26 Jun
2024
26 Jun
'24
9:48 p.m.
for anyone interested, for dovecot v2.3.14+ @ Fedora,
https://src.fedoraproject.org/rpms/dovecot/blob/rawhide/f/dovecot-2.3.14-opensslv3.patch
afaics, _not_ submitted to upstream ...
>>> We can already see that the Debian/RedHat patched 2.3 which is
>>> offered is broken because there is more than just "making it
>>> compile" with things like OpenSSL3, and yes, I can appreciate
>>> that it's not fully broken, but it's not fully working either.
>> could you please elaborate on this? are there any security issues with
>> using the debian version? what are the problems you are implicating with
>> your above statement, that it's 'not fully working either'?
> It can sometimes crash
here
rpm -qa | grep dovecot-2
dovecot-2.3.21-7.fc40.x86_64
ldd /usr/sbin/dovecot | grep -E "ssl|crypto"

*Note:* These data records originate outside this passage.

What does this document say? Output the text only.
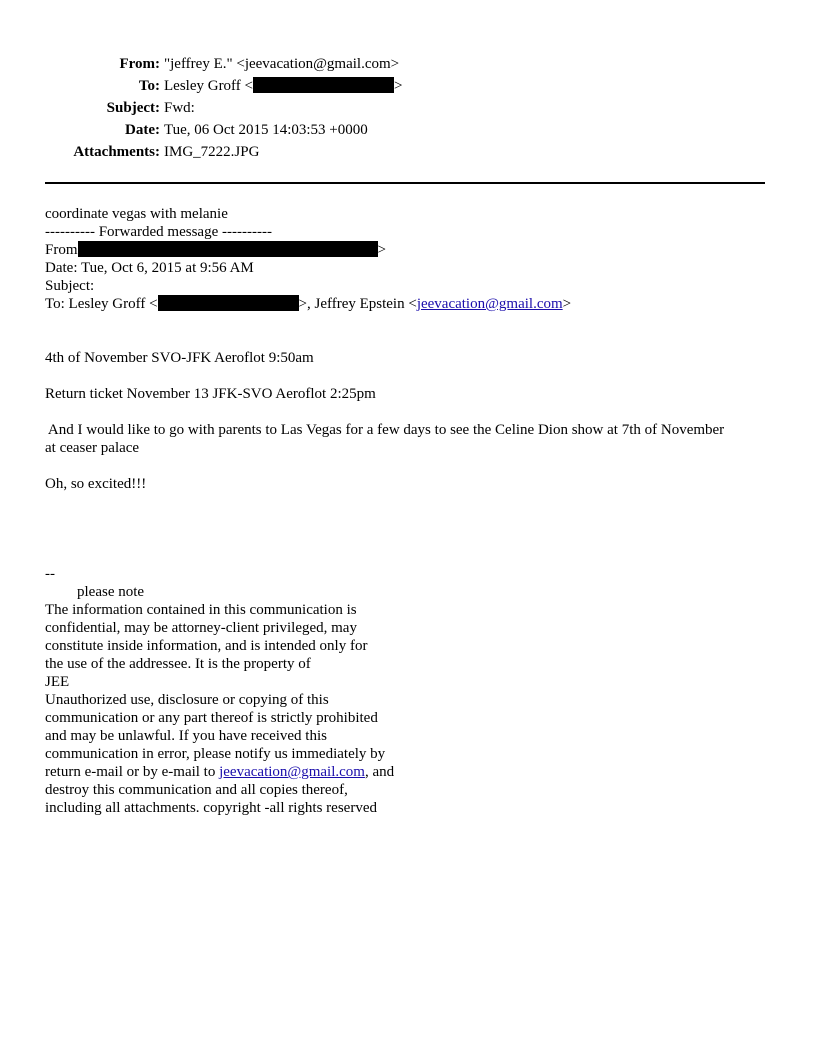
From: "jeffrey E." <jeevacation@gmail.com>
To: Lesley Groff <	>
Subject: Fwd:
Date: Tue, 06 Oct 2015 14:03:53 +0000
Attachments: IMG_7222.JPG
coordinate vegas with melanie
---------- Forwarded message ----------
From	>
Date: Tue, Oct 6, 2015 at 9:56 AM
Subject:
To: Lesley Groff <	>, Jeffrey Epstein <jeevacation@gmail.com>
4th of November SVO-JFK Aeroflot 9:50am
Return ticket November 13 JFK-SVO Aeroflot 2:25pm
And I would like to go with parents to Las Vegas for a few days to see the Celine Dion show at 7th of November
at ceaser palace
Oh, so excited!!!
--
please note
The information contained in this communication is
confidential, may be attorney-client privileged, may
constitute inside information, and is intended only for
the use of the addressee. It is the property of
JEE
Unauthorized use, disclosure or copying of this
communication or any part thereof is strictly prohibited
and may be unlawful. If you have received this
communication in error, please notify us immediately by
return e-mail or by e-mail to jeevacation@gmail.com, and
destroy this communication and all copies thereof,
including all attachments. copyright -all rights reserved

libssl.so.3 => /lib64/libssl.so.3 (0x00007f3aad8a4000)
libcrypto.so.3 => /lib64/libcrypto.so.3 (0x00007f3aad200000)
rpm -q --whatprovides /lib64/libssl.so.3 /lib64/libcrypto.so.3
openssl-libs-3.2.1-2.fc40.x86_64
openssl-libs-3.2.1-2.fc40.x86_64
rpm -qa | grep openssl
openssl-3.2.1-2.fc40.x86_64
openssl-libs-3.2.1-2.fc40.x86_64
openssl-perl-3.2.1-2.fc40.x86_64
openssl-pkcs11-0.4.12-8.fc40.x86_64
dovecot hums along nicely. i've not seen a _crash_ in _many_ moons (quick looking thru ~ 18mos of logs) ...
that said, our usage is undoubtedly lighter than many a large enterprise. and Fedora's not going to work for everyone.